Sunday, January 29, 2017

Teenage Zombies


Director - Jerry Warren (Frankenstein Island, Man Beast)
Starring - Don Sullivan (The Giant Gila Monster, The Monster of Piedras Blancas), Katherine Victor (Gargoyles, TaleSpin), and Steve Conte (Bewitched, Face of the Screaming Werewolf)
Release Date - 1959
Genre - Sci-Fi/Horror
Tagline - "Young pawns thrust into pulsating cages of horror in a sadistic experiment"
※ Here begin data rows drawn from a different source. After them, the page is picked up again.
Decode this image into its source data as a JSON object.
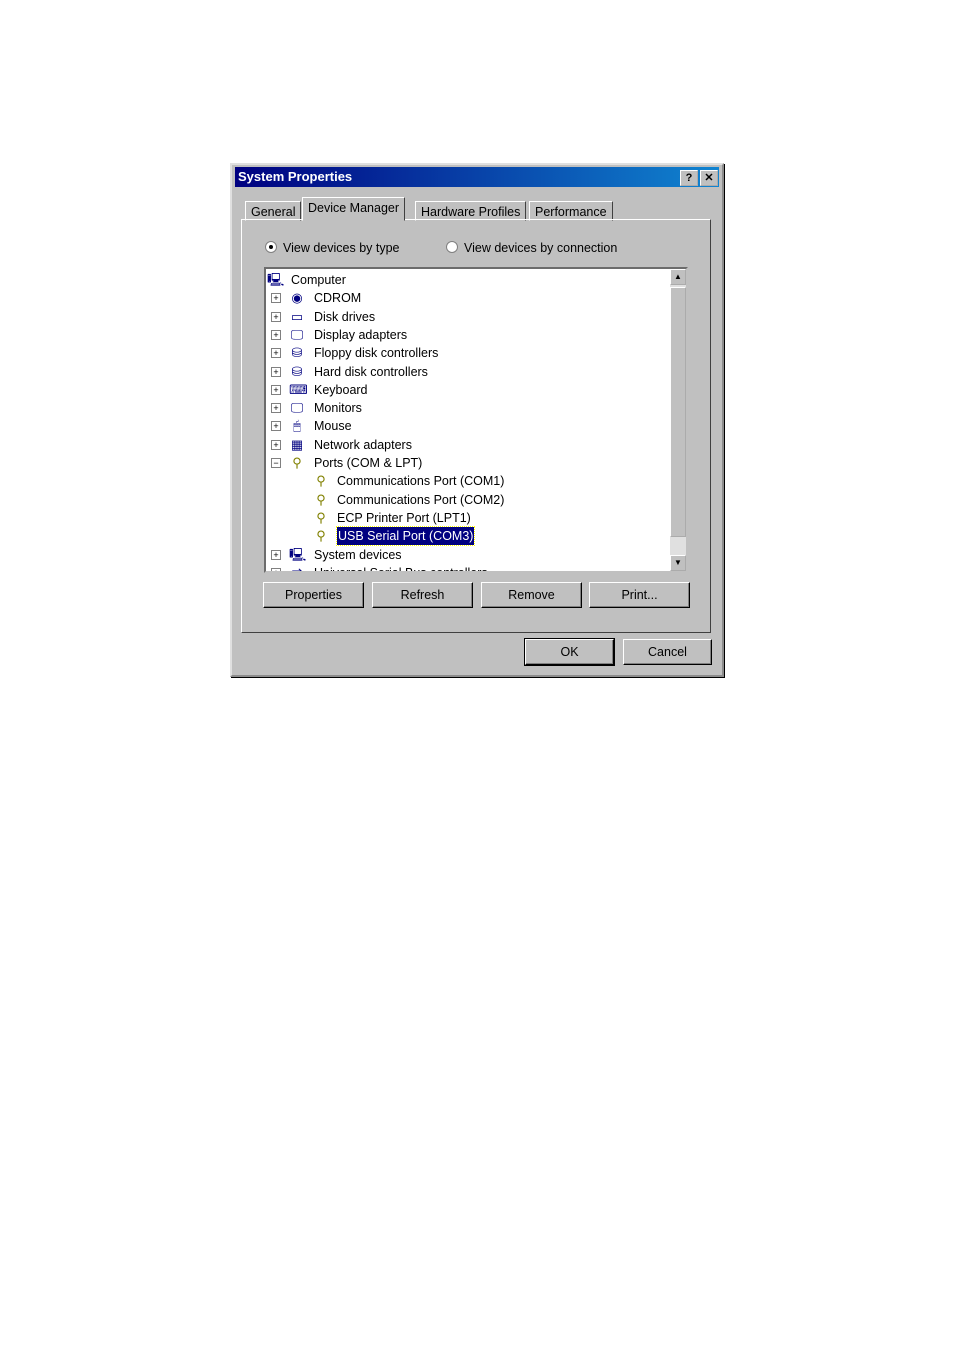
{
  "window": {
    "title": "System Properties",
    "help_label": "?",
    "close_label": "✕"
  },
  "tabs": [
    {
      "label": "General"
    },
    {
      "label": "Device Manager",
      "active": true
    },
    {
      "label": "Hardware Profiles"
    },
    {
      "label": "Performance"
    }
  ],
  "view_options": {
    "by_type": "View devices by type",
    "by_connection": "View devices by connection",
    "selected": "by_type"
  },
  "tree": [
    {
      "label": "Computer",
      "level": 0,
      "icon": "computer-icon"
    },
    {
      "label": "CDROM",
      "level": 1,
      "icon": "cdrom-icon",
      "expander": "+"
    },
    {
      "label": "Disk drives",
      "level": 1,
      "icon": "disk-drive-icon",
      "expander": "+"
    },
    {
      "label": "Display adapters",
      "level": 1,
      "icon": "display-adapter-icon",
      "expander": "+"
    },
    {
      "label": "Floppy disk controllers",
      "level": 1,
      "icon": "floppy-controller-icon",
      "expander": "+"
    },
    {
      "label": "Hard disk controllers",
      "level": 1,
      "icon": "hard-disk-controller-icon",
      "expander": "+"
    },
    {
      "label": "Keyboard",
      "level": 1,
      "icon": "keyboard-icon",
      "expander": "+"
    },
    {
      "label": "Monitors",
      "level": 1,
      "icon": "monitor-icon",
      "expander": "+"
    },
    {
      "label": "Mouse",
      "level": 1,
      "icon": "mouse-icon",
      "expander": "+"
    },
    {
      "label": "Network adapters",
      "level": 1,
      "icon": "network-adapter-icon",
      "expander": "+"
    },
    {
      "label": "Ports (COM & LPT)",
      "level": 1,
      "icon": "port-icon",
      "expander": "−"
    },
    {
      "label": "Communications Port (COM1)",
      "level": 2,
      "icon": "port-icon"
    },
    {
      "label": "Communications Port (COM2)",
      "level": 2,
      "icon": "port-icon"
    },
    {
      "label": "ECP Printer Port (LPT1)",
      "level": 2,
      "icon": "port-icon"
    },
    {
      "label": "USB Serial Port (COM3)",
      "level": 2,
      "icon": "port-icon",
      "selected": true
    },
    {
      "label": "System devices",
      "level": 1,
      "icon": "system-devices-icon",
      "expander": "+"
    },
    {
      "label": "Universal Serial Bus controllers",
      "level": 1,
      "icon": "usb-icon",
      "expander": "+"
    }
  ],
  "buttons": {
    "properties": "Properties",
    "refresh": "Refresh",
    "remove": "Remove",
    "print": "Print...",
    "ok": "OK",
    "cancel": "Cancel"
  }
}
Format - DVD (Personal Collection) (Screener)

Rating (out of 5):

     Revenge of the Virgins was not the sleazy western I was expecting from Vin Syn.  The film made me think it was going to be the sleaze I am accustomed to with Vin Syn but in a western setting.  I was wrong.  The film was more like a low budget western with topless Indians.  No real sleaze other than the topless Indians which was actually done tastefully.  The female Indians are beautiful, don't get me wrong, but they were done as a way to be authentic and primal not sexual.  The next film in the set was Teenage Zombies.  This is one movie I had heard about before.  It is one of those classic b-movie monster movies from the golden age of drive-ins.  I was excited to check it out but I was a little bummed it was in the comfort of my own home and not out in a field somewhere with a speaker hanging on my door glass.
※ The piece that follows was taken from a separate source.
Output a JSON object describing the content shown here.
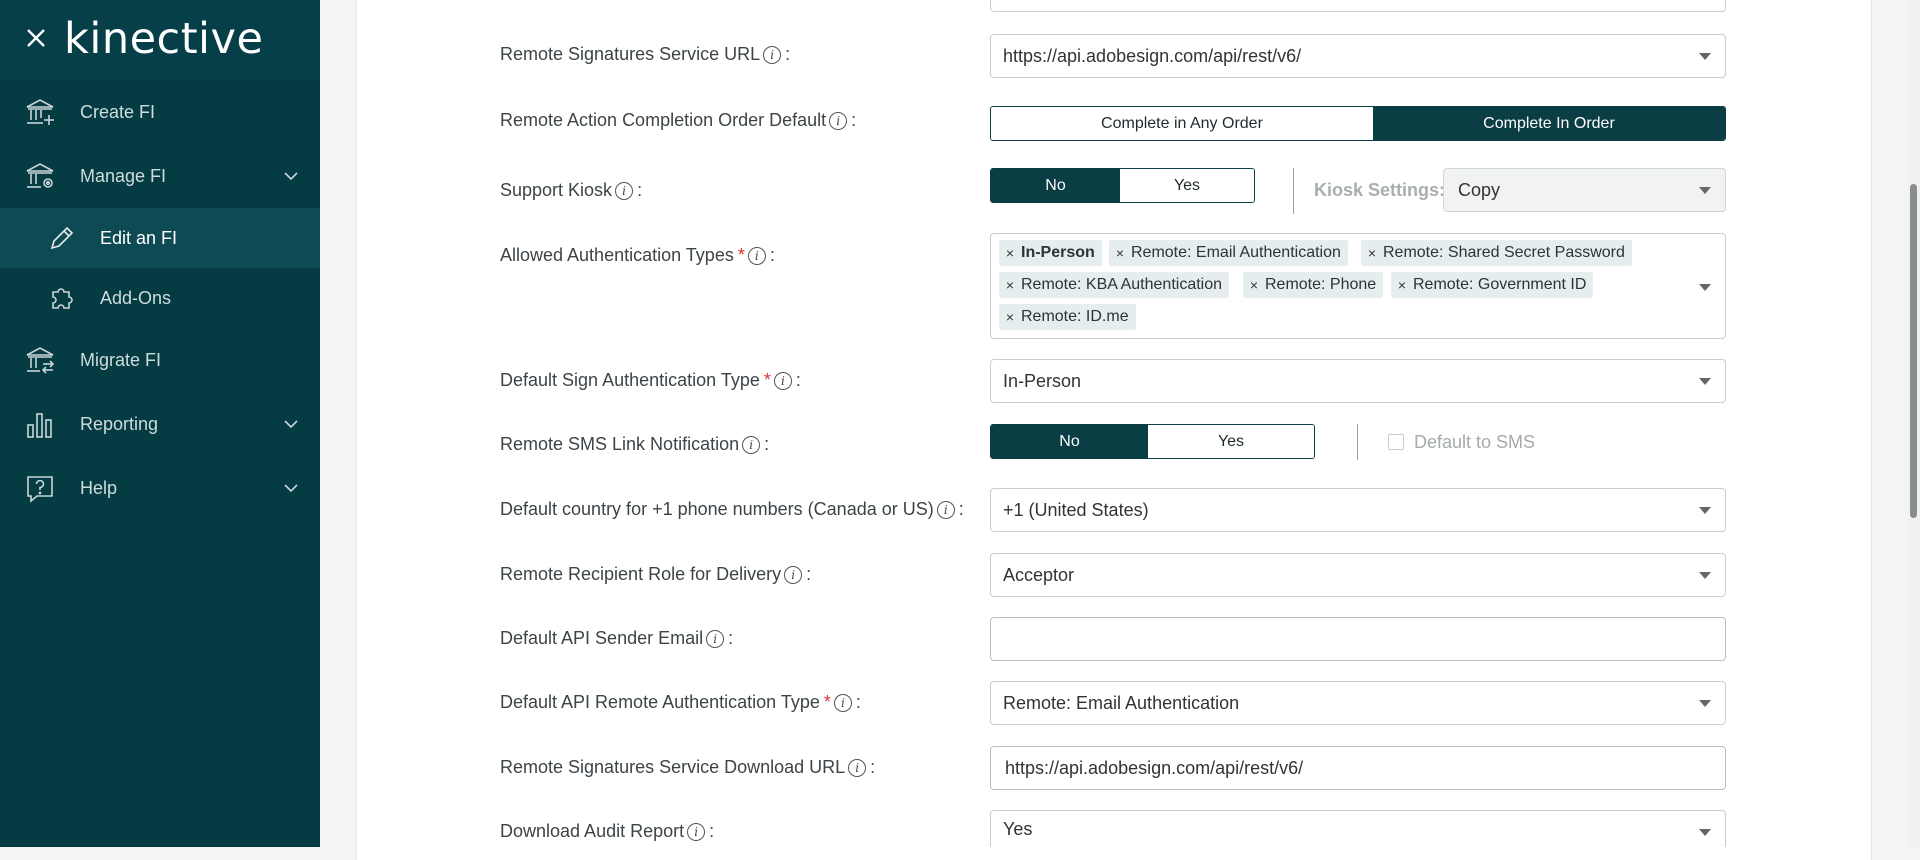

     The film follows a young couple who are looking for their friends when they failed to pick them up from horseback riding.  They had went water skiing earlier in the day so the young couple fear that they may have capsized or broke down on the water.  The visit the sheriff who sends out a search party with no luck.  The couple search the water for themselves and discover a small island.  On the island they find a mysterious woman who is secretly a scientist and has been conducting experiments on those unlucky enough to visit her island.  Now the young couple find themselves on the wrong side of her experiment.
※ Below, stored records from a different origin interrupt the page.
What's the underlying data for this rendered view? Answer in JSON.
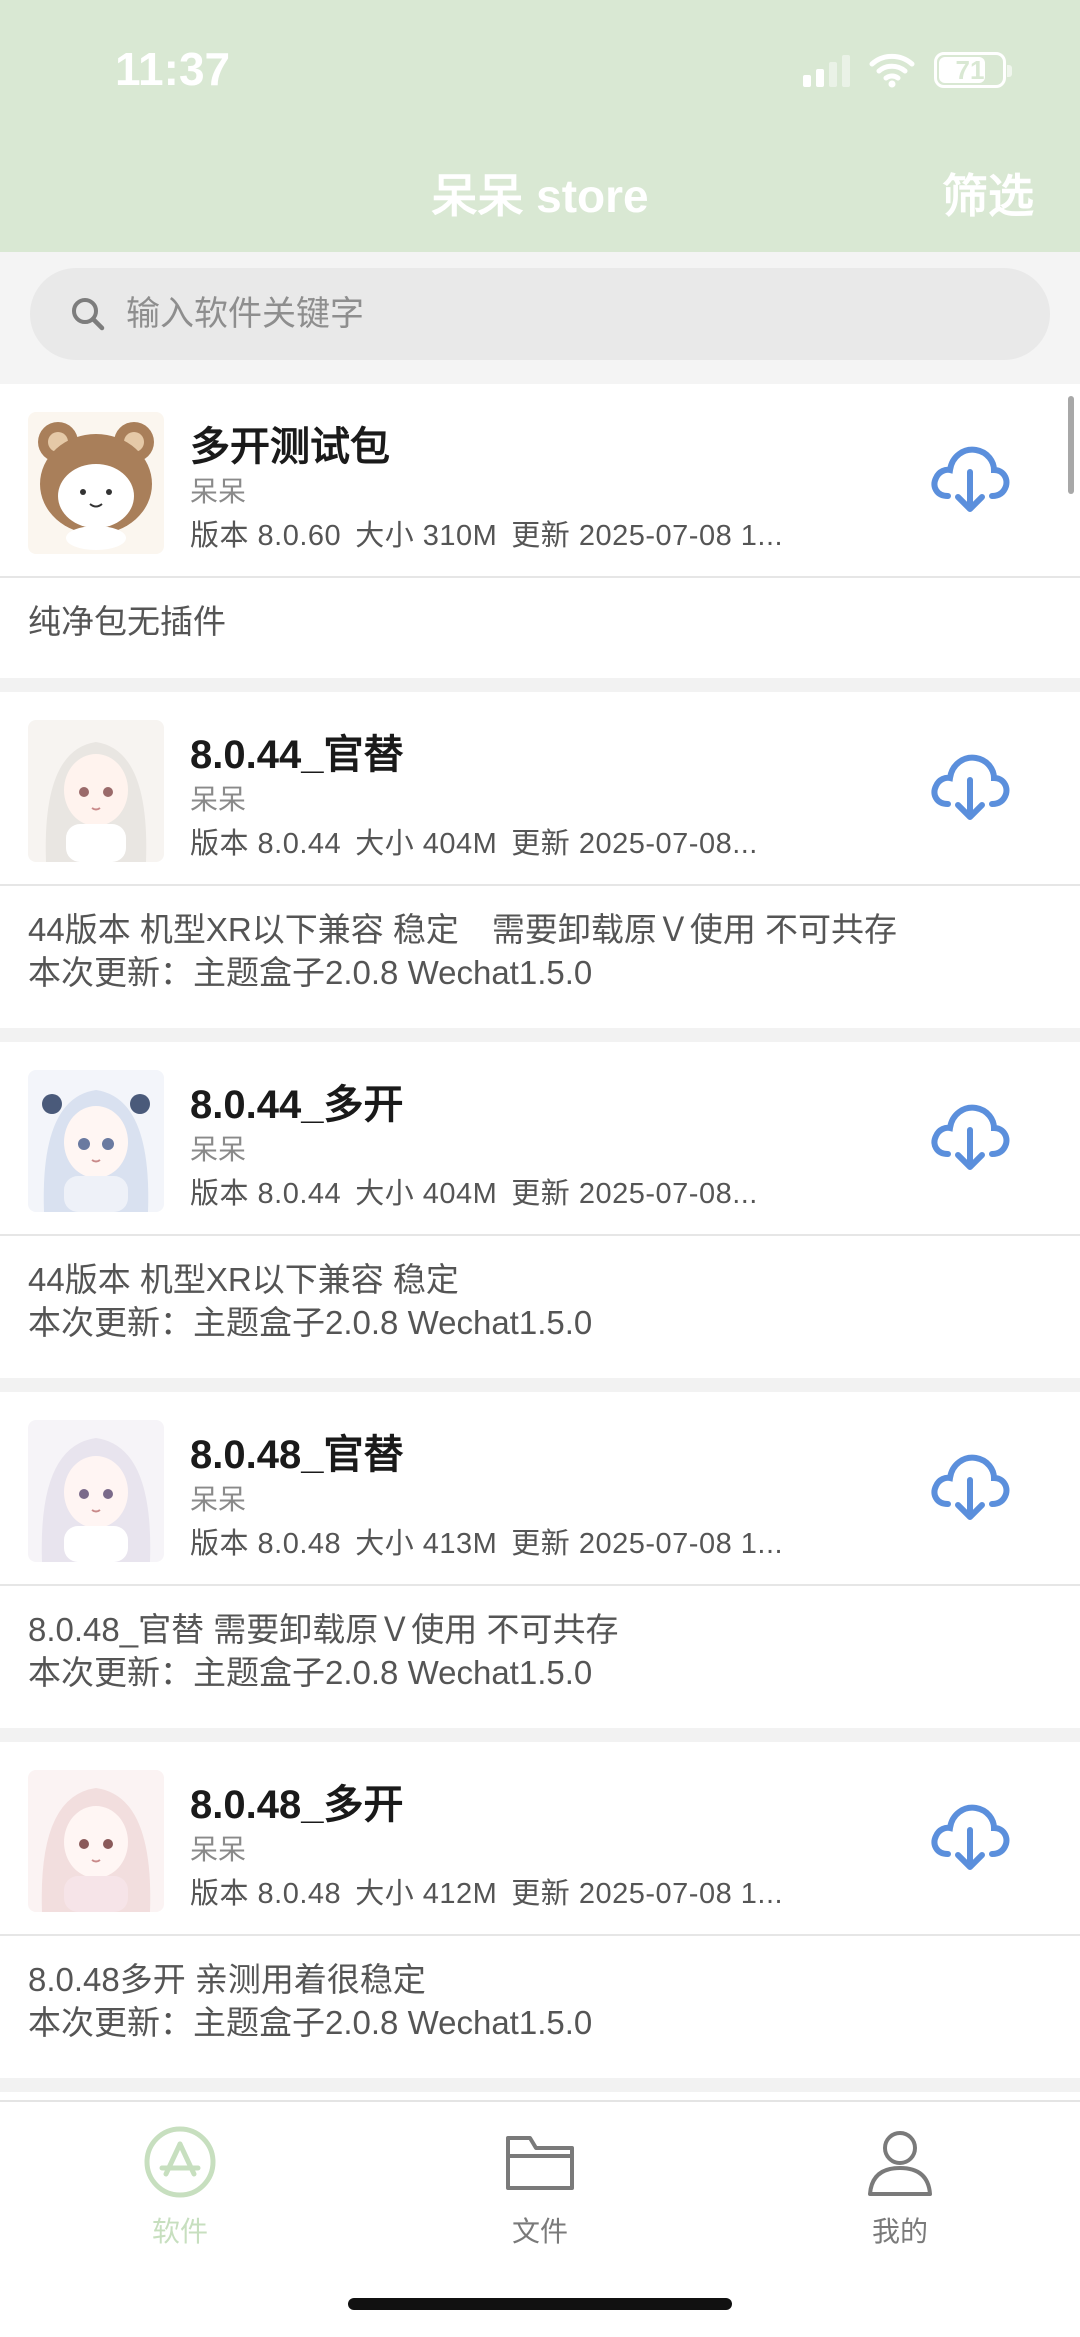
{
  "status_bar": {
    "time": "11:37",
    "battery": "71"
  },
  "header": {
    "title": "呆呆 store",
    "filter_label": "筛选"
  },
  "search": {
    "placeholder": "输入软件关键字",
    "value": ""
  },
  "apps": [
    {
      "name": "多开测试包",
      "author": "呆呆",
      "version": "版本 8.0.60",
      "size": "大小 310M",
      "updated": "更新 2025-07-08 1...",
      "desc_line1": "纯净包无插件",
      "desc_line2": "",
      "thumb_icon": "bear-hood-avatar"
    },
    {
      "name": "8.0.44_官替",
      "author": "呆呆",
      "version": "版本 8.0.44",
      "size": "大小 404M",
      "updated": "更新 2025-07-08...",
      "desc_line1": "44版本 机型XR以下兼容 稳定　需要卸载原Ｖ使用 不可共存",
      "desc_line2": "本次更新：主题盒子2.0.8 Wechat1.5.0",
      "thumb_icon": "anime-girl-avatar"
    },
    {
      "name": "8.0.44_多开",
      "author": "呆呆",
      "version": "版本 8.0.44",
      "size": "大小 404M",
      "updated": "更新 2025-07-08...",
      "desc_line1": "44版本 机型XR以下兼容 稳定",
      "desc_line2": "本次更新：主题盒子2.0.8 Wechat1.5.0",
      "thumb_icon": "anime-girl-avatar"
    },
    {
      "name": "8.0.48_官替",
      "author": "呆呆",
      "version": "版本 8.0.48",
      "size": "大小 413M",
      "updated": "更新 2025-07-08 1...",
      "desc_line1": "8.0.48_官替 需要卸载原Ｖ使用 不可共存",
      "desc_line2": "本次更新：主题盒子2.0.8 Wechat1.5.0",
      "thumb_icon": "anime-girl-avatar"
    },
    {
      "name": "8.0.48_多开",
      "author": "呆呆",
      "version": "版本 8.0.48",
      "size": "大小 412M",
      "updated": "更新 2025-07-08 1...",
      "desc_line1": "8.0.48多开  亲测用着很稳定",
      "desc_line2": "本次更新：主题盒子2.0.8 Wechat1.5.0",
      "thumb_icon": "anime-girl-avatar"
    }
  ],
  "tabbar": {
    "tabs": [
      {
        "label": "软件",
        "icon": "app-store-icon",
        "active": true
      },
      {
        "label": "文件",
        "icon": "folder-icon",
        "active": false
      },
      {
        "label": "我的",
        "icon": "person-icon",
        "active": false
      }
    ]
  },
  "colors": {
    "header_bg": "#d9e8d3",
    "accent_blue": "#5b8fdc",
    "active_tab": "#c7dfbf"
  }
}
     I wasn't expecting much from Teenage Zombies but I was excited to see it nonetheless.  I have seen it countless times as part of all night creature features and monster marathons with other classics like Last Man on Earth, House on Haunted Hill, Night of the Living Dead, and the like.  The acting in this one is not bad at all but there was several scenes where I couldn't help but laugh at their reactions to certain situations.  They needed a little more direction and understanding of how the scenes were set to play out.  The story for this one is nothing new.  By 1959 the mad scientist doing experiments on the innocent was already a cliché but very few mixed with it the voodoo zombie angle.  This could have been fun but was never fully explored or actually explained.  Finally, those of you with an eye for blood will not find any here.  The film is pretty tame in respects to horror in a modern sense.  It does have a gothic look and feel but is more campy sci-fi more than anything.  Overall, Teenage Zombies is definitely a definitive example of a 1950s b-movie.  I would have loved to see this at an actual drive-in just for the experience but the film is not that great.  Easily forgettable.